La dernière contrainte que nous souhaitons signaler tient à notre objectif d’enquêter certains migrants vivant en dehors des communautés, et notamment au Chili. L’accès aux migrants
Boliviens dans les sites chiliens, sauf pour ceux dont nous avions obtenu les coordonnées par les familles des communautés, s’est révélé particulièrement délicat. Beaucoup étant en situation irrégulière au Chili, nous avons été confrontée à la méfiance des populations migrantes niant, de fait, leur nationalité ou origine bolivienne.
Les stratégies d’évitement, de contournement ou de rétention de l’information par les populations, classiques dans toute situation de recherche, avaient été annoncées dès le démarrage des travaux de terrain. Lors des premières réunions de présentation de notre travail, les interlocuteurs locaux nous indiquent en effet que d’autres avant nous sont venus enquêter et qu’aucun résultat n’a été restitué à la communauté. Si cette réaction n’est pas surprenante, du fait de cas avérés, il faut signaler aussi que la transmission effective de résultats, tel que nous l’avons faite au cours de notre travail de terrain, n’est pas toujours reconnue. Il faut dire que si l’Altiplano Sud n’est pas encore un « zoo de la recherche », ni un terrain « sur‐pâturé », l’essor des programmes de développement et des appels à projets pour subventions dans la zone, la multiplication des sollicitations et des réunions ont certainement contribué à crisper lʹattitude des populations locales face aux interlocuteurs extérieurs… surtout sʹils se présentent sans intention dʹapporter des ressources monétaires dans les communautés.
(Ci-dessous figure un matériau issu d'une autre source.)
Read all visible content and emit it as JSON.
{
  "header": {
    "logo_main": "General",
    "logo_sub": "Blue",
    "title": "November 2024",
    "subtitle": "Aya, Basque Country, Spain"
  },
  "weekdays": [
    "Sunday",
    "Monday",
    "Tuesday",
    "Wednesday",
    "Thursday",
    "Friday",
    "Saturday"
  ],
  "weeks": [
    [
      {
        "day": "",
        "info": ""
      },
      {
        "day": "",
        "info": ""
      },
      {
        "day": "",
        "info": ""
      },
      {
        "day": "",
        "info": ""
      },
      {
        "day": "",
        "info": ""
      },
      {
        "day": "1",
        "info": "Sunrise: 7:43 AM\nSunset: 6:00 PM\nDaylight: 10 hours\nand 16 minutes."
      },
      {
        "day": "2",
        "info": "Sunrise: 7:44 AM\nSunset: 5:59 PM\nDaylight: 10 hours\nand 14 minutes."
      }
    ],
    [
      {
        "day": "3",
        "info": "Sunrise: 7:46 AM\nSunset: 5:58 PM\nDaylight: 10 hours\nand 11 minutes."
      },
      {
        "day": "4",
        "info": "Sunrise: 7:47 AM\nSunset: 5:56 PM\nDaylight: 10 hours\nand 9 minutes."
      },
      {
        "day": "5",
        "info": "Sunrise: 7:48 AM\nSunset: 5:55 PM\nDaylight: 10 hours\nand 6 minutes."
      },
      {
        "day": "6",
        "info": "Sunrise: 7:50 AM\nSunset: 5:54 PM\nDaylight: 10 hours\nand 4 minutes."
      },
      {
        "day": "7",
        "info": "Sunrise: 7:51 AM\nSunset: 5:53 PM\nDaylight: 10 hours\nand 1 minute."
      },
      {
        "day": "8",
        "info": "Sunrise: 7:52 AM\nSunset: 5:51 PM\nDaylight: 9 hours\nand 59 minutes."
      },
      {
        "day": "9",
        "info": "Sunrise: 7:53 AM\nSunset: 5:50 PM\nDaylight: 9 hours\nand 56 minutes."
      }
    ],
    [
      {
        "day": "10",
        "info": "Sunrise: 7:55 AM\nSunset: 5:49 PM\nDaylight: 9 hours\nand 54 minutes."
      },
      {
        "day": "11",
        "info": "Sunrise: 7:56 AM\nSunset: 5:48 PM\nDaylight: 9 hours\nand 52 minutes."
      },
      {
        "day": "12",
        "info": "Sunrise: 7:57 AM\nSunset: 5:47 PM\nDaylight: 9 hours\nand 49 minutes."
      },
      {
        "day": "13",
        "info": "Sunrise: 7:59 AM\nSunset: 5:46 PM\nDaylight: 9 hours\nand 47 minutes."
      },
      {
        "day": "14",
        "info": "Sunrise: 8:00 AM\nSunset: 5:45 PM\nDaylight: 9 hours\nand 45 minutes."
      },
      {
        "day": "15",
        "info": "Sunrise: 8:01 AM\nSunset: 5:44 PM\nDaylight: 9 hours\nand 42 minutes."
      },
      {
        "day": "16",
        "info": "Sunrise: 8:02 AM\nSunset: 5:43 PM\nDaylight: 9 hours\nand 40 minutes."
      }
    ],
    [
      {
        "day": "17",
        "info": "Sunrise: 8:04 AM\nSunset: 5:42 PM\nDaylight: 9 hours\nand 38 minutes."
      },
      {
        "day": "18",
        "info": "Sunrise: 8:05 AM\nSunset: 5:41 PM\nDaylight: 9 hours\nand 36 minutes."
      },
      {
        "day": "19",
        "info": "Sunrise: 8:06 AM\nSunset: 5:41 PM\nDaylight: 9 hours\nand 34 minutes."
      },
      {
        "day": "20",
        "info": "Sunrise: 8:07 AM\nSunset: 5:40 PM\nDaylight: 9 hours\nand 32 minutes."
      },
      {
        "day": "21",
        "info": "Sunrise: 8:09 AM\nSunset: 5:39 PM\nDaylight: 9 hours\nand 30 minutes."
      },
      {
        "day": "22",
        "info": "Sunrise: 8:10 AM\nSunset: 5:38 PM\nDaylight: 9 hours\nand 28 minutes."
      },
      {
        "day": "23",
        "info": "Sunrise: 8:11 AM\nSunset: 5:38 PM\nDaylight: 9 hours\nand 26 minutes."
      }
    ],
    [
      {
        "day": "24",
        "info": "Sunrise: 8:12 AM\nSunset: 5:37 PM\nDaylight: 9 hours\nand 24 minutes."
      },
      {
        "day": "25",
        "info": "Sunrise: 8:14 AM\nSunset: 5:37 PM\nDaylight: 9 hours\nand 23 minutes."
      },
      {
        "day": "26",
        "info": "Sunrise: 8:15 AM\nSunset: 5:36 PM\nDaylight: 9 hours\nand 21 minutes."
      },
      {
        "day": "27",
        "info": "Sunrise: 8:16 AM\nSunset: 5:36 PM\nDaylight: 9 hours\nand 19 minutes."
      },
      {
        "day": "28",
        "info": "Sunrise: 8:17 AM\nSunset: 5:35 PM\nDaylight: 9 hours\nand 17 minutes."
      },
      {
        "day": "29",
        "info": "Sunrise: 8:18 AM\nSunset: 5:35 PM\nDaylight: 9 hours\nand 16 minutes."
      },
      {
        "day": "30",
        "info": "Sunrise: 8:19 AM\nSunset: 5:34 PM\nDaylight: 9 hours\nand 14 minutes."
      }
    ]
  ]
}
De culture montagnarde, les Aymaras de l’Altiplano Sud ont la réputation d’être une population relativement hermétique, peu expansive et encore moins démonstrative. Si l’acceptation de notre présence a pris du temps dans certains cas (le degré d’insertion a été proportionnel au temps passé dans la communauté), ou a été moindre dans d’autres cas (comme à Candelaria, par exemple, communauté très dispersée), on retiendra que les moments de réelle inclusion ont été intenses et favorables à la qualité de l’information recueillie. Mais on retiendra aussi la difficulté à entrer dans le quotidien des vies, dans les confidences, également le biais de certains discours nécessitant une certaine prudence dans nos interprétations.
Au final, les difficultés et les moments d’incompréhension des populations quant aux objectifs de notre recherche ont été nombreux : « pourquoi veux‐tu savoir cela ? », « à quoi ton travail va‐
t‐il nous servir ? ». Nous sommes restée, jusqu’au bout, l’étrangère qui vient poser des questions. Si nous avons pu participer à certains événements festifs, aux réunions, aux travaux agricoles et à la vie quotidienne des familles, notre statut d’étrangère est resté entier et nous ne prétendons pas ici avoir réussi une totale intégration, encore moins une « assimilation ». Nous restons persuadée du reste que le chercheur, même lorsqu’il bénéficie d’une forte immersion dans la vie locale comme ce fut le cas, demeure toujours limité par la distance sociale et culturelle qui le sépare du groupe dont il tente de comprendre les pratiques et les représentations.